- An analyst thinks the crypto market bull run is entering the “Banana Zone.”
- Renowned analyst spots OP, TIA, TAO, and ENS for significant rallies.
- Newer altcoins have more profit potential than older ones.
Renowned cryptocurrency analyst Michael van de Poppe thinks the crypto market bull run is entering the “Banana Zone.” In a recent podcast, Poppe mentioned the altcoins he holds in his portfolio, classifying them into bigger and smaller sizes depending on his performance expectations. He also addressed some of his followers’ concerns about some cryptos he praised in the past.
According to Poppe, he holds Optimism (OP), Celestia (TIA), Bittensor (TAO), and Ethereum Name Service (ENS) as “big” altcoins. Meanwhile, he holds Renzo (REZ), Omni Network (OMNI), Rocket Pool (RPL), and Aevo (AEVO) as “small” altcoins. However, he clarified about posting about other altcoins, noting those are cryptos in his company’s portfolio but are not in his wallet.
Read more : Altcoin Season Dawning? Analyst Sees Bullish Shift
Poppe responded to a follower asking why he no longer held Chainlink (LINK) after promoting the crypto in the past. The analyst stated that older altcoins do not have the same profit potential as their newer counterparts. Despite believing that Chainlink would do well, considering its crucial role in the DeFi sector, Poppe thinks newer assets would have a higher return during the bull run.
The analyst acknowledged LINK’s outstanding performance in the previous bull cycle when the altcoin made almost 15,000% in returns. He expressed less optimism this time, predicting that LINK could deliver at most a 15x return when the bull run kicks in.
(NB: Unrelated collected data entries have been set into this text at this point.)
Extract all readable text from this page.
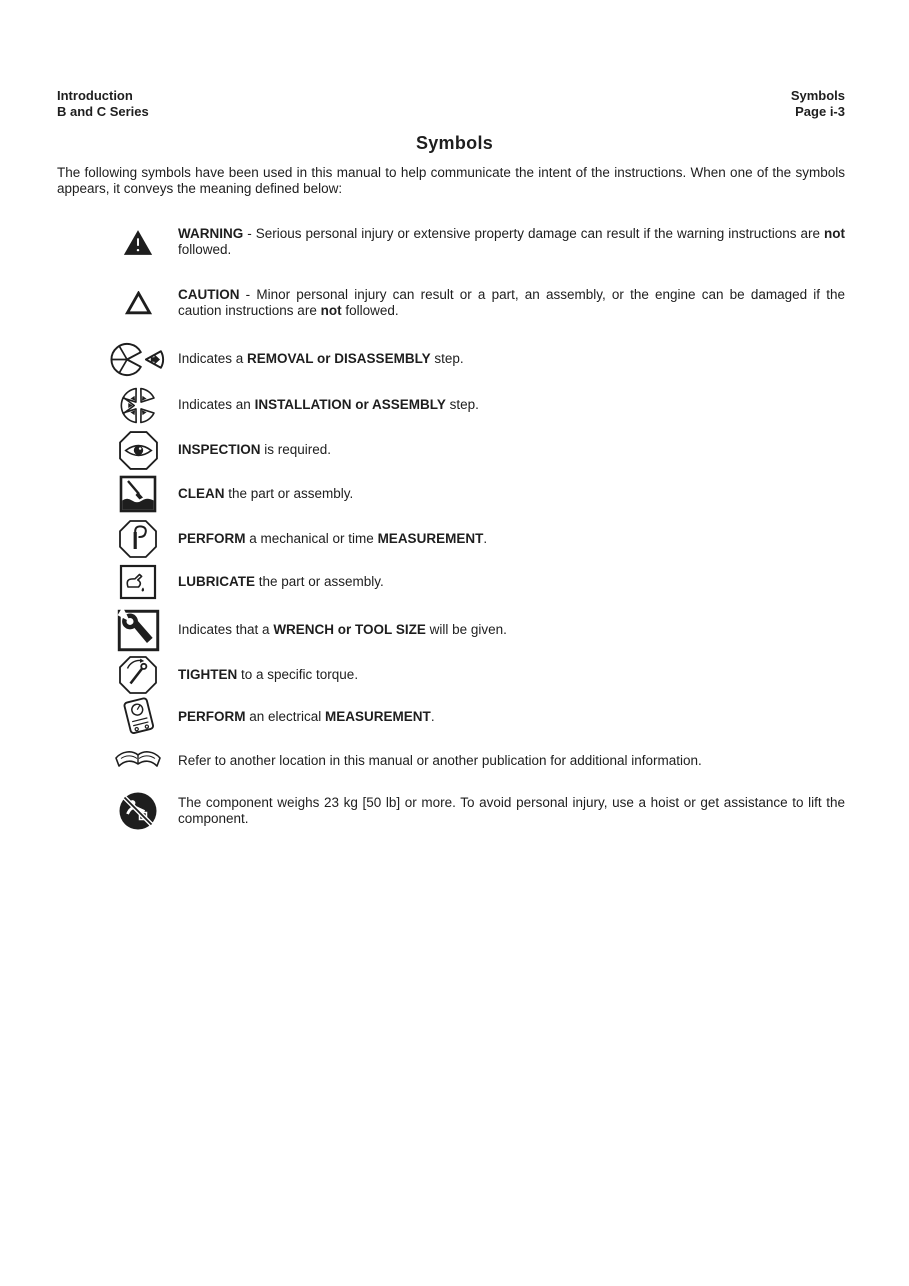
Introduction
B and C Series
Symbols
Page i-3
Symbols
The following symbols have been used in this manual to help communicate the intent of the instructions. When one of the symbols appears, it conveys the meaning defined below:
WARNING - Serious personal injury or extensive property damage can result if the warning instructions are not followed.
CAUTION - Minor personal injury can result or a part, an assembly, or the engine can be damaged if the caution instructions are not followed.
Indicates a REMOVAL or DISASSEMBLY step.
Indicates an INSTALLATION or ASSEMBLY step.
INSPECTION is required.
CLEAN the part or assembly.
PERFORM a mechanical or time MEASUREMENT.
LUBRICATE the part or assembly.
Indicates that a WRENCH or TOOL SIZE will be given.
TIGHTEN to a specific torque.
PERFORM an electrical MEASUREMENT.
Refer to another location in this manual or another publication for additional information.
The component weighs 23 kg [50 lb] or more. To avoid personal injury, use a hoist or get assistance to lift the component.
Compared with newer altcoins, Poppe noted that they are in a similar stage as LINK was in the previous cycle, leaving room for higher profit potential.
Read more : Favorite Crypto Narratives for the Rest of the 2024 Bull Cycle
Speaking on selling old altcoins to purchase the more recently created token, Poppe said it depends on individual risk appetite. According to the analyst, while older coins have the potential to break their previous all-time highs, their percentage returns would likely be lower, unlike newer crypto assets with less value and an endless frontier of price range as their targets.